De acordo com os dados da Direção-Geral de Política de Justiça, em 2021 houve 25 condenados por crimes de corrupção (uma descida substancial em relação aos 98 de 2020 e aos 105 de 2019), tendo a maior parte (44%) tido penas suspensas. A prisão efetiva foram condenados apenas três arguidos.
Para o diretor nacional da PJ, Luís Neves “o combate contra a corrupção é uma luta pelos direitos humanos“, assinalando as “bolsas de pobreza e de gente que não tem grandes oportunidades” no país.
Frisou este alto dirigente que estão em causa “esquemas criminosos que debilitam as finanças públicas, que, por sua vez, impossibilitam posteriormente que a redistribuição da riqueza e o apoio aos mais desprotegidos possa ser eficaz”.
Salientou que a PJ colocou na esfera da corrupção 33% dos inspetores que entraram recentemente e assumiu que a responsabilidade da sua polícia é agora maior, uma vez que dispõe atualmente de mais meios e serão ainda reforçados.
O professor Catedrático da Faculdade de Direito da Universidade de Coimbra e presidente do Centro de Estudos de Direito Público e Regulação, Pedro Costa Gonçalves, deixou avisos muito contundentes sobre os riscos dos ajustes diretos e consultas prévias.
Nestes procedimentos, explicou, “há um fenómeno de utilização abusiva” destes instrumentos, que, no seu entender “pode não implicar corrupção”, mas são “mais propícios a fenómenos de deslaçar das obrigações legais.

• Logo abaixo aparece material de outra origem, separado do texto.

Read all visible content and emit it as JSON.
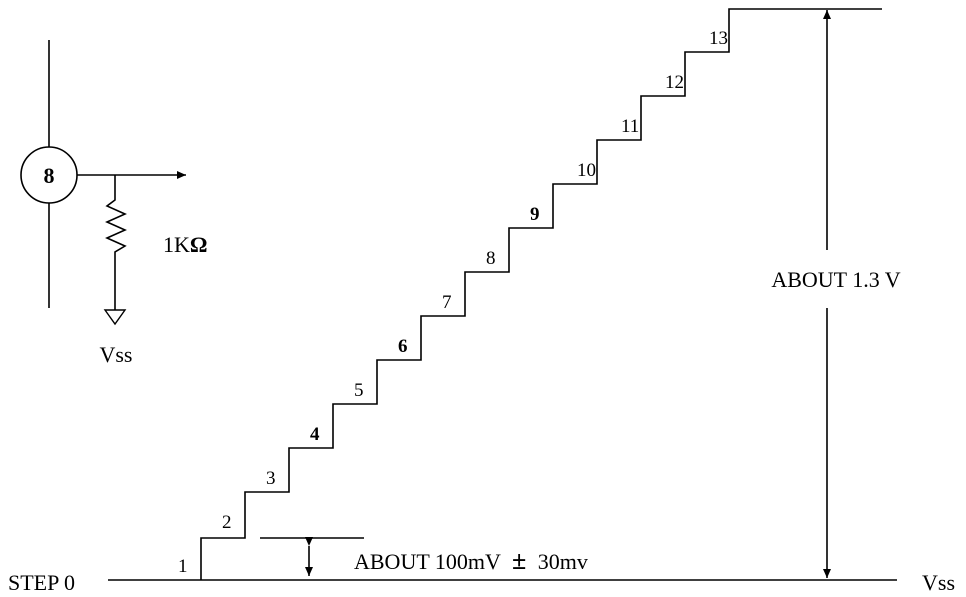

Temos “um Estado que contrata por convite na maioria dos casos. A ideia da concorrência, da igualdade de oportunidades, não acontece. É um amargo de boca“, lamentou.

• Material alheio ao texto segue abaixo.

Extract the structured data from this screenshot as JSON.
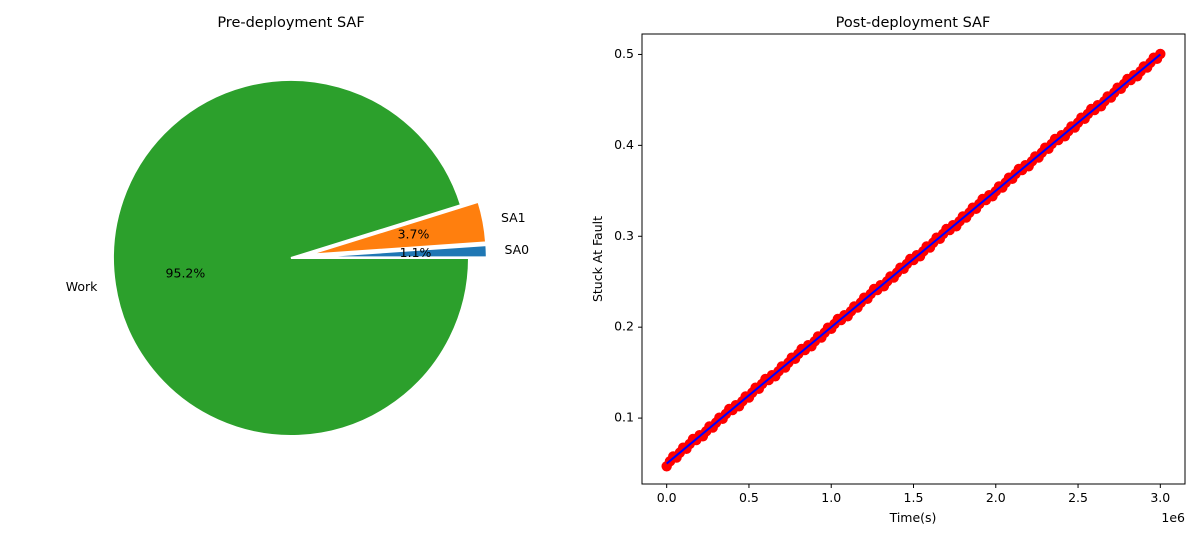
{
  "chart_data": [
    {
      "type": "pie",
      "title": "Pre-deployment SAF",
      "slices": [
        {
          "label": "SA0",
          "value": 1.1,
          "pct_label": "1.1%",
          "color": "#1f77b4",
          "exploded": true
        },
        {
          "label": "SA1",
          "value": 3.7,
          "pct_label": "3.7%",
          "color": "#ff7f0e",
          "exploded": true
        },
        {
          "label": "Work",
          "value": 95.2,
          "pct_label": "95.2%",
          "color": "#2ca02c",
          "exploded": false
        }
      ]
    },
    {
      "type": "scatter",
      "title": "Post-deployment SAF",
      "xlabel": "Time(s)",
      "ylabel": "Stuck At Fault",
      "x_offset_label": "1e6",
      "xlim": [
        -0.15,
        3.15
      ],
      "ylim": [
        0.0275,
        0.5225
      ],
      "xticks": [
        0.0,
        0.5,
        1.0,
        1.5,
        2.0,
        2.5,
        3.0
      ],
      "xtick_labels": [
        "0.0",
        "0.5",
        "1.0",
        "1.5",
        "2.0",
        "2.5",
        "3.0"
      ],
      "yticks": [
        0.1,
        0.2,
        0.3,
        0.4,
        0.5
      ],
      "ytick_labels": [
        "0.1",
        "0.2",
        "0.3",
        "0.4",
        "0.5"
      ],
      "grid": false,
      "series": [
        {
          "kind": "points",
          "color": "#ff0000",
          "x_range": [
            0.0,
            3.0
          ],
          "y_range": [
            0.05,
            0.5
          ],
          "n_points": 151
        },
        {
          "kind": "line",
          "color": "#0000ff",
          "x": [
            0.0,
            3.0
          ],
          "y": [
            0.05,
            0.5
          ]
        }
      ]
    }
  ]
}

Numa linha ainda mais pessimista esteve a jurista e ativista anticorrupção, Bárbara Rosa, autora do Blogue e do Livro «Má Despesa Pública», que subscreveu as palavras de Luís Neves quanto à “relação entre os direitos humanos e o combate contra a corrupção”.
Lamentou o atraso na entrada em funcionamento da Entidade para a Transparência, criada há já três anos; e na morosidade da operacionalização do novo Mecanismo de Prevenção da Corrupção (MENAC), o “braço armado” da Estratégia Nacional de Combate à Corrupção, em vigor desde março de 2021, mas que se encontra “em fase de instalação desde 23 de junho de 2022”, data da nomeação do seu presidente, conforme confirmou ao DN o próprio organismo.

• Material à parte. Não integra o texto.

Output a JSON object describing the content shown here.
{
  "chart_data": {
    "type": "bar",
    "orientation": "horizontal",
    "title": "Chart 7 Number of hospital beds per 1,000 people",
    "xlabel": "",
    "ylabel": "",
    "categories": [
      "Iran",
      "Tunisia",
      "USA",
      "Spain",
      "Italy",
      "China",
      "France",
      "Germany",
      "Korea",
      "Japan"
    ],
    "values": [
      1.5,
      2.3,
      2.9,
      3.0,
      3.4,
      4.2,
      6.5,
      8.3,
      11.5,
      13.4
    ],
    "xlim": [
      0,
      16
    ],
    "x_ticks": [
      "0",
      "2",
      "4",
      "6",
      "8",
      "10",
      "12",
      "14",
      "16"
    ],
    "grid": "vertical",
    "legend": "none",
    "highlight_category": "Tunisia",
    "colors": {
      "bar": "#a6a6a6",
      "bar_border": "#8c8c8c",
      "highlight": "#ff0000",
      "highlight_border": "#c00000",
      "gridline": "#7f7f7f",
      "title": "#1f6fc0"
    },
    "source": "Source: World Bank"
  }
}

“É esta a mensagem que querem passar?”, questionou. “A corrupção é endémica no nosso país. Não somos todos corruptos, mas a corrupção não está limitada a um só grupo. Há no futebol, nas autarquias, na administração central. É estrutural”, afiançou.
A fechar a conferência, Mário Tavares da Silva, vice-presidente da Estrutura de Missão “Recuperar Portugal” (PRR) e também perito em contratação pública, que trouxe um termo pouco conhecido, pelo menos dos não especialistas, para o debate: “colusão”, que traduz um conluio quando os candidatos a um concurso celebram acordos secretos entre si de forma a concertar propostas.
“Há um pacto de silêncio, uma omertà“, sublinhou. Sobre o PRR, garantiu que “está construído numa ótica de indicadores e mecanismos de verificação” de cumprimento de quem recebe os financiamentos. “Tem de ficar garantido que o dinheiro que é afetado é efetivamente aplicado nos projetos aprovados”.